An intergenerational project working with Elders from the British Muslim Association and Asian Women’s Resource Centre and local primary school children.
We invited the Elders to come and join us at local schools – to meet the young people, and to tell them something about their own childhoods in far-away lands.
Anayet Ali remembers …
“We were down in the valley surrounded by the hills … I hear the echoes of the mountains, my mother’s voice calling me, echoing round.
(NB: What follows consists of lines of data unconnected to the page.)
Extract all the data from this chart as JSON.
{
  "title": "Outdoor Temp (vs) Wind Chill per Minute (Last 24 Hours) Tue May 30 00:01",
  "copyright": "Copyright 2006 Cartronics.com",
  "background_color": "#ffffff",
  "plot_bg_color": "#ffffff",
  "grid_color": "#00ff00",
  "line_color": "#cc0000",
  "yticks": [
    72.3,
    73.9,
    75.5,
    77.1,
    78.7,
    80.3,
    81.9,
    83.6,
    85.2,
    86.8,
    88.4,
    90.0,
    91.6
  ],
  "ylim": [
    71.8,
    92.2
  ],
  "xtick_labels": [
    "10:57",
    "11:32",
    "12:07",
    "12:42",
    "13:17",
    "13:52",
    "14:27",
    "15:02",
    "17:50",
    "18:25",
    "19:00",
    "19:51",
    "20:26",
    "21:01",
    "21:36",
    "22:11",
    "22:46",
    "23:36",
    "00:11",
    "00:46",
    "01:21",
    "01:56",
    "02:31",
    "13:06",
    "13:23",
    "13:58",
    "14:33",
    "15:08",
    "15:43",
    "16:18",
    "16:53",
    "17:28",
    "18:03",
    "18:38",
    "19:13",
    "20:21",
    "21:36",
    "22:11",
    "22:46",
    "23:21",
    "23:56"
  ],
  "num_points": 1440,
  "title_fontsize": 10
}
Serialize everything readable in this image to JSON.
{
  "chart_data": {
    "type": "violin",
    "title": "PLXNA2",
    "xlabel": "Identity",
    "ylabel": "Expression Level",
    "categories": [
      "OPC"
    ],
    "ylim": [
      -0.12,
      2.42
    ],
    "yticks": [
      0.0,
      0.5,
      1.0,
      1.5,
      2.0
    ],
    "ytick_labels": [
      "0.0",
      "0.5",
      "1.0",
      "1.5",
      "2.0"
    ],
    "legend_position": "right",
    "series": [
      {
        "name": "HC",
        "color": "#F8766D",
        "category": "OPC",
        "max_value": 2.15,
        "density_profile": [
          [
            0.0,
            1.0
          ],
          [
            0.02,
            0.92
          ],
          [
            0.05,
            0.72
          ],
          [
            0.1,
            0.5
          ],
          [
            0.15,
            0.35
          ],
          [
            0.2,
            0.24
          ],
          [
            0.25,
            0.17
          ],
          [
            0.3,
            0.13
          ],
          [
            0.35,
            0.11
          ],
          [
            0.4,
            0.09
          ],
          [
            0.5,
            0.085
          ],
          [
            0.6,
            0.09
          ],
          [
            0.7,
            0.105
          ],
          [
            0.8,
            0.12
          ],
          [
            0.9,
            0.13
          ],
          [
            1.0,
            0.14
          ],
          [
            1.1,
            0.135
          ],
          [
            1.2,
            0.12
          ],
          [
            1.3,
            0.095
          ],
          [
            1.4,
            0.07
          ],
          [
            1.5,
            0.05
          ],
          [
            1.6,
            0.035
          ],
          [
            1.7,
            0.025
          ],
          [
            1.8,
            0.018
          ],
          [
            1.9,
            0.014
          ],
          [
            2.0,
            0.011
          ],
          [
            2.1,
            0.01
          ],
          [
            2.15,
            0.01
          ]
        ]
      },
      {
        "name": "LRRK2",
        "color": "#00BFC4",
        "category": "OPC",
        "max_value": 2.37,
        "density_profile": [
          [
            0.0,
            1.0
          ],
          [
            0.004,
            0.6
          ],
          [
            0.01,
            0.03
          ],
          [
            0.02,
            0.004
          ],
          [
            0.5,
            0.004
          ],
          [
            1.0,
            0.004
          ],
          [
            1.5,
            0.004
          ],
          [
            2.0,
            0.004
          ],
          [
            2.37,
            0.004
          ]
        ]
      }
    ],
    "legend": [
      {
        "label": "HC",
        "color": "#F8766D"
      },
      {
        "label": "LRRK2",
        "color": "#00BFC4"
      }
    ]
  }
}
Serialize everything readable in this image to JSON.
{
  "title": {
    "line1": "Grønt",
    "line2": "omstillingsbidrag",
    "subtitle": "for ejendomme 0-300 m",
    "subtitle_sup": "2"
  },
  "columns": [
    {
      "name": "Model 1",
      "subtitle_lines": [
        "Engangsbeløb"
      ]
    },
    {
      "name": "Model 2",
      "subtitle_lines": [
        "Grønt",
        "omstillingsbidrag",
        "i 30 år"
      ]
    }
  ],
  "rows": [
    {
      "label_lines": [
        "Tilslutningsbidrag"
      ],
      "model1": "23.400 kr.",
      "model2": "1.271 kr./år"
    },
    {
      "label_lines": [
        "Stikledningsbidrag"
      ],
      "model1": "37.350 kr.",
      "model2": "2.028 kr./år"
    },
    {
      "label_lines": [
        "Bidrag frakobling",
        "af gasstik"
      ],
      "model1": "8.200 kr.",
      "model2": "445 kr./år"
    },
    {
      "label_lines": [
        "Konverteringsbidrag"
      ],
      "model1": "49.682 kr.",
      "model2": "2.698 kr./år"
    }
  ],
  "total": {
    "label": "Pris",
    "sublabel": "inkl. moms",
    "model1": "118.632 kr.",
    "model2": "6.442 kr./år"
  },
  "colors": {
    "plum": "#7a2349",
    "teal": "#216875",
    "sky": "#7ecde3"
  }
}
I still hear it in my heart … I will hear it forever.”
The Aim of the Project
We wanted to encourage the young people to meet and exchange thoughts and ideas with people from a different generation / culture, with a view to exploring new ways of working together to address some of the issues we
face in the wider community.
Our approach was to use poetry, story telling, music and reminiscence to help the young people to feel closer to the experience of migration, journeying away from one’s homeland – to encourage them to empathise, to connect emotionally with the Elders …
The Starting Point
The schools project had as it’s theme ‘a treasured object’ and began with a storytelling performance of Peter Findlay’s ‘Story of Ashana’ that recounts the tale of the grandfather’s drum, detailing how it came to be in the attic and what it embodies for the young girl and her memories of her grandfather. We then workshopped around the notion of objects of significance in our lives, why they mean so much to us, and our thoughts about keeping something with us forever wherever we go in our future lives …
The Pull of One’s Homeland
What is it, to want a better life for one’s family, less hard, with new opportunities? What lay ahead for these Elders was much more difficult than anticipated: fewer work opportunities, mostly in the mills and small businesses and certainly, for the first wave of men who came, there was intense loneliness. They missed their families, their food, their music, their language and conversation. And of course, they missed the warmth, the
heat of the sun.
“It was a beautiful life all my childhood. That place is in my heart, always, every day, all day.”
Anayet talks about the smell of the flowers on the trees that were all around: “such a perfume! The sun brings out all of these beautiful smells … and there were lots of fields, very flat … 2-3 miles away there were the hills. I can’t forget it. The river was 1⁄2 mile away, and as children we would take the animals (buffalo) to drink, and we would swim and play.”
How We Worked
We used these themes and reminiscences to work with the young people to explore their own feelings about home, their surroundings and the things that are special to them. We looked at some of the poets from Pakistan with the Elders, particularly poems that represent the beauty of homeland, and of memories kept in one’s heart. We used poetry, together with dance and visual art to encourage the young people to express their own thoughts and ideas. Elements of the poems were fed into the dance and movement sessions with Natalie and the visual art sessions with Sharon.
The workshops were led by:
artist SHARON MARSDEN
dancer NATALIE SPEAKE
storyteller PETER FINDLAY
Comments from the schools:
We strongly feel that every child has developed tolerance and understanding of other faiths in the community. The children were extremely enthusiastic about meeting the Elders and the respect and awe that they showed towards them was wonderful to witness. In one particular instance, the effect that the week has had on one particular child was profound. In addition, the individual approach given to each child was outstanding. Encouragement and celebration of the talents of each and every child was a vital part of the project.
The lasting effect of the project has continued after verd de gris left, and will continue to do so in the future.